友人にこの後の予定をたずねてみると、夜までに次の目的地に移動出来れば良いのでそれまではノープランだという。ならばと3人で向かったのは、先ほども訪れた南三陸のさんさん商店街だった。
お昼を過ぎたさんさん商店街は、朝訪れた時よりもさらに多くの人で賑わっていた。ちなみにこの日は南三陸名産のタコをモチーフにしたキャラクター・オクトパス君と一緒に第501軍団 日本支部の方々も来場していて大人気だった。
つい先ほど大谷海岸で満腹になったばかりのはずなのだが、こちらでは、先ほど買いそびれた「お山のマドレーヌ」がちょうど焼きたてだった。
迷うことなく購入。
これがまためちゃくちゃ美味しかった!
外はさくさく、中はふわふわしっとり。程よい甘さにバターの香りがたまらない。
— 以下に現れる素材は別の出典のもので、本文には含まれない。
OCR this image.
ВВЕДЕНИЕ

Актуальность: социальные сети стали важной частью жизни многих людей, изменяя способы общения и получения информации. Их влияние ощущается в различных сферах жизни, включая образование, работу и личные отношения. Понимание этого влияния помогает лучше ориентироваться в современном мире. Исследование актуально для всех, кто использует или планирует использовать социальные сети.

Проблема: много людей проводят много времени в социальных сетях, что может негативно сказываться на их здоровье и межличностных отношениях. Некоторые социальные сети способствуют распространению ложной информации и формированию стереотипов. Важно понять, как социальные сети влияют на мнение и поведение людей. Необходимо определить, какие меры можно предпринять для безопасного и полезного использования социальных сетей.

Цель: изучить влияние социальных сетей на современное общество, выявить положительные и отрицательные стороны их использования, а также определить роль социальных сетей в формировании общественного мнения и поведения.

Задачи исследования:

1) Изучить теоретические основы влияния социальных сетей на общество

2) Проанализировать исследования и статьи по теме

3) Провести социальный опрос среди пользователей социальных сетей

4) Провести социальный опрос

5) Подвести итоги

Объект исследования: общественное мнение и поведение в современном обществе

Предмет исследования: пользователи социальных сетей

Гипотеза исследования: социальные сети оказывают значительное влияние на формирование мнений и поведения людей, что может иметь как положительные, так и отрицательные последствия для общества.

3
たまごが良いのかバターが良いのか。
いやもう全部最高。
写真すら撮らず、瞬殺に近い勢いでぺろりと完食してしまった。
その後は、商店街の散策からの、ドライブ。
楽しい時間を過ごした。
帰宅後、楽しかったねーと夫と話しながらのコーヒーのお供は、買ってきたばかりのさくら餅。
これがまた美味しかった。
気仙沼でも南三陸でもお腹いっぱいになった筈なのだが、甘いものは別腹。
夜は、買ってきたばかりの干物を焼いて、同じく買ってきたばかりの日本酒で晩酌。
魚もお酒も美味しくて、幸せな晩酌のひとときを過ごした。
私と夫にとっては、週末の食材買い出しにちょっと足をのばして県北方面や三陸各地に出かけるというのは日常ではある。
けれど、今回は友人のおかげで、いつも以上に楽しく充実した時間を過ごすことが出来た。
遠方から訪ねてきてくれた友人に感謝である。
友人との再会以降、今年は久しぶりに関西方面に旅行に行こうかと夫と話している。